If you get your news from Fox or a handful of other news outlets that are not, to be charitable, best known for their fact checking, you will be relieved to learn that wind farms do not add to climate change.

Yesterday, Fox News completely misreported a new scientific study dealing with the earth’s surface temperature and the effects of wind farms on it. According to Fox, the windmills, which actually reduce global warming, contribute to it! While most attribute the error, later picked up by other news sites, to shoddy reporting and the increasingly short news cycle, Fox is known to be a booster of big oil.

While Fox News concluded that “wind ain’t working,” Liming Zhou, the study’s lead researcher, characterized Fox’s coverage as misleading.

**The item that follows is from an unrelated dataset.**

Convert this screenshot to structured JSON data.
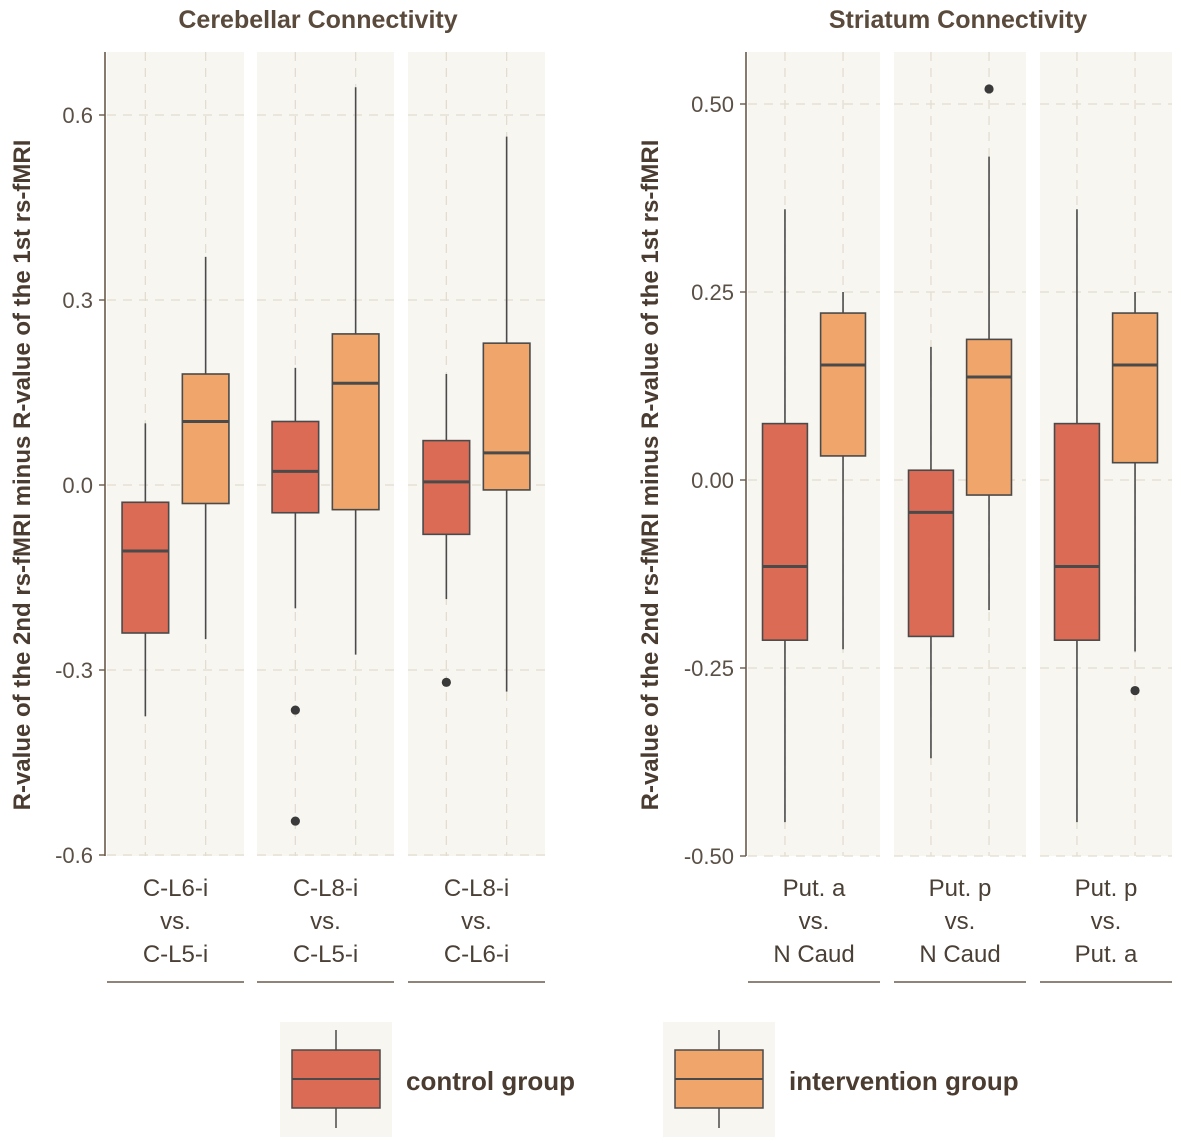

“We need to realize that the build-up of CO2 in the atmosphere due to the burning fossil fuel will have global impacts,” Zhou wrote in a question-and-answer piece, “while the warming effect reported in this study is local and is small. Generating wind power creates no emissions, uses no water, and is likely green. Wind power is going to be a part of the solution to the climate change, air pollution and energy security problem.”

The actual study, published April 29 on the website of the science journal Nature, studied the effects of wind farms on the temperature of the earth’s surface in areas directly near the wind farms.

The researchers studied west Texas, where four of the world’s largest wind farms are located. They analyzed satellite data collected from 2003-2011, and concluded that the wind farms there may cause a “significant warming trend of up to .72 [degrees Celsius] per decade.” The likely reason for the warming is that windmills act as fans, pulling warmer air from above down to the surface, especially during nighttime hours.

The scientists concluded that the windmills were responsible because the area that showed the highest surface warming correlated closely with the actual geographic area of the wind farms themselves.

Zhou, who took umbrage with the media’s portrayal of his team’s research, emphasized that wind farms do not contribute to global warming.

While Zhou is clear that there is no connection between global warming and wind farms, he does argue that more research needs to be done so as to best ensure that wind farms do not disrupt local micro-environments.

“Understanding the impacts of wind farms is critical for developing efficient adaptation and management strategies to ensure long-term sustainability of wind power,” he wrote.

Photo: Wind farm in Texas. Talon Kasmai // CC 2.0

Editor’s note: Due to an error in the editing process, a decimal point was inadvertently deleted from this article. Heat from the wind farms could warm surface temperatures locally by .72 degrees per decade, not 72 degrees. We apologize for the error and thank our readers for pointing it out.